Thanks to everyone for your lovely comments, I greatly value your kind support.
Jessica, my work experience girl and I have been sipping tea from brown mugs today. No need to wash up for weeks, a fresh mug every day! I think it was Mick Casson who said 'brown's a colour too you know'.
Got back into the swing with a couple of new puzzle jugs, I'll work hard and soon catch up.
Even though a lot of those pots didn't make it, I know the decoration was much more confidently executed and I learned a lot about mark-making and composition while I was making them, so the next lot will be better for that experience. As long as I don't turn them brown and glue them to the shelves, I'll have some good ones for Hatfield.
I've still got loads of pots I'm proud of to take to Earth and Fire this weekend, so in spite of yesterday's rubbish, I'm a happy man. There would be stoneware potters who'd be proud of a tenmoku glaze like the one I just achieved and I managed to do it two hundred degrees lower, that can't be bad.
I think it's a real sign of a mature potter (artist) who can take the bad times with the good times. It can't all be good all the time, right? We all do the best we can, and when things go wrong there's nothing to do but learn from it and get on with making more of whatever we do. I think it takes a while to learn that. Maybe potters learn it early, since we tend to have many areas where things can go wrong. After all our craft is one of risk from the moment we put the clay on the wheel all the way through to the firing. It's what makes it exciting. It would certainly be boring if we knew the exact outcome each time. I think it's good that we all share our ups AND our downs. It certainly helps me to know that everyone out there has a hard time now and again too.
As I think I've said in the past, it all suits my manic depressive personality and our work is, if it's honest, a representation of ourselves. I need the lows to get the highs, otherwise it would be all very average. It's a drag at the time, but I know I learned a lot when I was making that stuff and even though I don't have the pots to show for it, it wasn't wasted time. The next lot will be better thrown, better decorated and hopefully better fired.

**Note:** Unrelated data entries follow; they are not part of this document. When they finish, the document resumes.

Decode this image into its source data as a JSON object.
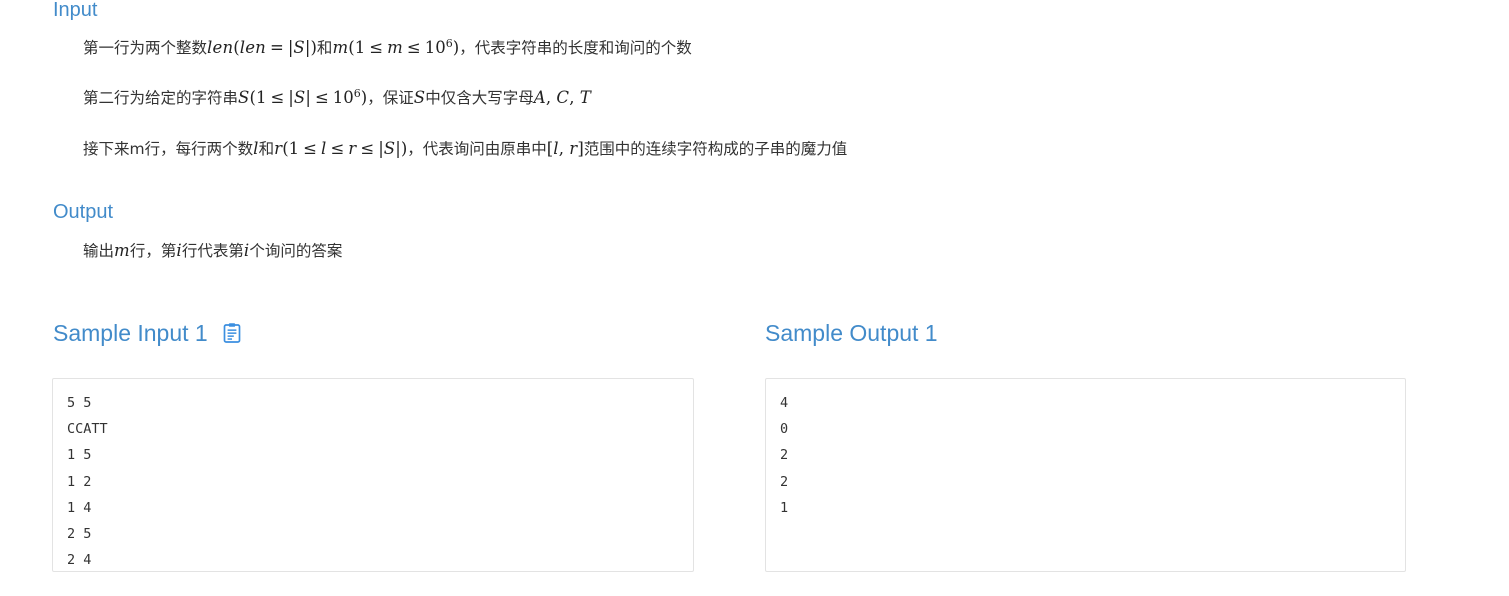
{
  "sections": {
    "input": {
      "heading": "Input",
      "lines": [
        {
          "parts": [
            {
              "t": "text",
              "v": "第一行为两个整数"
            },
            {
              "t": "math",
              "v": "len"
            },
            {
              "t": "mn",
              "v": "("
            },
            {
              "t": "math",
              "v": "len"
            },
            {
              "t": "op",
              "v": "="
            },
            {
              "t": "mn",
              "v": "|"
            },
            {
              "t": "math",
              "v": "S"
            },
            {
              "t": "mn",
              "v": "|)"
            },
            {
              "t": "text",
              "v": "和"
            },
            {
              "t": "math",
              "v": "m"
            },
            {
              "t": "mn",
              "v": "(1"
            },
            {
              "t": "op",
              "v": "≤"
            },
            {
              "t": "math",
              "v": "m"
            },
            {
              "t": "op",
              "v": "≤"
            },
            {
              "t": "mn",
              "v": "10"
            },
            {
              "t": "sup",
              "v": "6"
            },
            {
              "t": "mn",
              "v": ")"
            },
            {
              "t": "text",
              "v": "，代表字符串的长度和询问的个数"
            }
          ]
        },
        {
          "parts": [
            {
              "t": "text",
              "v": "第二行为给定的字符串"
            },
            {
              "t": "math",
              "v": "S"
            },
            {
              "t": "mn",
              "v": "(1"
            },
            {
              "t": "op",
              "v": "≤"
            },
            {
              "t": "mn",
              "v": "|"
            },
            {
              "t": "math",
              "v": "S"
            },
            {
              "t": "mn",
              "v": "|"
            },
            {
              "t": "op",
              "v": "≤"
            },
            {
              "t": "mn",
              "v": "10"
            },
            {
              "t": "sup",
              "v": "6"
            },
            {
              "t": "mn",
              "v": ")"
            },
            {
              "t": "text",
              "v": "，保证"
            },
            {
              "t": "math",
              "v": "S"
            },
            {
              "t": "text",
              "v": "中仅含大写字母"
            },
            {
              "t": "math",
              "v": "A"
            },
            {
              "t": "mn",
              "v": ", "
            },
            {
              "t": "math",
              "v": "C"
            },
            {
              "t": "mn",
              "v": ", "
            },
            {
              "t": "math",
              "v": "T"
            }
          ]
        },
        {
          "parts": [
            {
              "t": "text",
              "v": "接下来m行，每行两个数"
            },
            {
              "t": "math",
              "v": "l"
            },
            {
              "t": "text",
              "v": "和"
            },
            {
              "t": "math",
              "v": "r"
            },
            {
              "t": "mn",
              "v": "(1"
            },
            {
              "t": "op",
              "v": "≤"
            },
            {
              "t": "math",
              "v": "l"
            },
            {
              "t": "op",
              "v": "≤"
            },
            {
              "t": "math",
              "v": "r"
            },
            {
              "t": "op",
              "v": "≤"
            },
            {
              "t": "mn",
              "v": "|"
            },
            {
              "t": "math",
              "v": "S"
            },
            {
              "t": "mn",
              "v": "|)"
            },
            {
              "t": "text",
              "v": "，代表询问由原串中"
            },
            {
              "t": "mn",
              "v": "["
            },
            {
              "t": "math",
              "v": "l"
            },
            {
              "t": "mn",
              "v": ", "
            },
            {
              "t": "math",
              "v": "r"
            },
            {
              "t": "mn",
              "v": "]"
            },
            {
              "t": "text",
              "v": "范围中的连续字符构成的子串的魔力值"
            }
          ]
        }
      ]
    },
    "output": {
      "heading": "Output",
      "lines": [
        {
          "parts": [
            {
              "t": "text",
              "v": "输出"
            },
            {
              "t": "math",
              "v": "m"
            },
            {
              "t": "text",
              "v": "行，第"
            },
            {
              "t": "math",
              "v": "i"
            },
            {
              "t": "text",
              "v": "行代表第"
            },
            {
              "t": "math",
              "v": "i"
            },
            {
              "t": "text",
              "v": "个询问的答案"
            }
          ]
        }
      ]
    }
  },
  "samples": {
    "input": {
      "heading": "Sample Input 1",
      "copy_icon": "clipboard-copy-icon",
      "content": "5 5\nCCATT\n1 5\n1 2\n1 4\n2 5\n2 4"
    },
    "output": {
      "heading": "Sample Output 1",
      "content": "4\n0\n2\n2\n1"
    }
  },
  "colors": {
    "heading_blue": "#428bca",
    "body_text": "#333333",
    "box_border": "#e3e3e3",
    "page_background": "#ffffff"
  }
}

Mark got some pots out at last. He's got nothing from the last two firings and kept positive, it's always good to have him around, he's a positive man, I've learned a lot about keeping a healthy mind set from him. I know I'd feel very alone without you and all the other bloggers out there. You're my friends and in a strange way my work colleagues too, because we share the pleasures and the pains on a daily basis. Hey, a crap firing makes great blogging news anyway. Hmm, maybe a good one would be better!
What's the worst thing about it? Well I have to maybe work a little harder doing the thing I love to do in order to catch up - that's not so bad really, I could be on a train to Plymouth every day doing something I hate, instead I'll be in my shed playing with mud. Things are going well, clay from the field etc. posh mags, summer shows, friends all over the world, it's all exciting stuff I'd never have dreamed of happening even a couple of years ago. And people are starting to buy my pots with increasing enthusiasm and regularity, this is just a blip, really frustrating and I've been here before and come through it, the future's pretty rosy so I'm keeping a positive headspace. Those tenmoku pots are a rarity, maybe I should sell them as such!
That naughty kiln god decided to give me a visit, he's been to see Alex, Gay and Andrew, it's just my turn. Bolt your kilnroom doors potters, look for little glazy footprints in your battwash, watch out for the mischievious little gremlin!
Thanks again all of you, I'm still smiling :)
Oh my God !!
I've just loaded my kiln for a glaze firing.
hey, nice to find your blog, I am a potter and blogger too, and need to look through here and find out more about you--cheers from New York--Gary
In pottery time, I'm still a toddler but I know that so much time is spent on learning from mistakes. It's a must. How else will we learn what not to do?
Anyhoo, I liked the so-called "mistakes". I also know it's not what you wanted so I feel your pain. But you still managed to get some great pots (I love the green).
Hi Gary, welcome, I'll pop across to yours later when I'm back from the pub. Hey Michele d., how did you get on that Monday? Hope it went well. Paul, keep an eye on the door.
Ouch! I'm glad to see that you got some goods out of the firing. I don't think that there is anything more dispiriting than a bad firing..by the same token there is nothing like a bad firing to stoke the need to make some stunning work. Good to see that you are keeping steady on. Look forward to seeing the next firing. Oh by the way, I especially like the tall jug.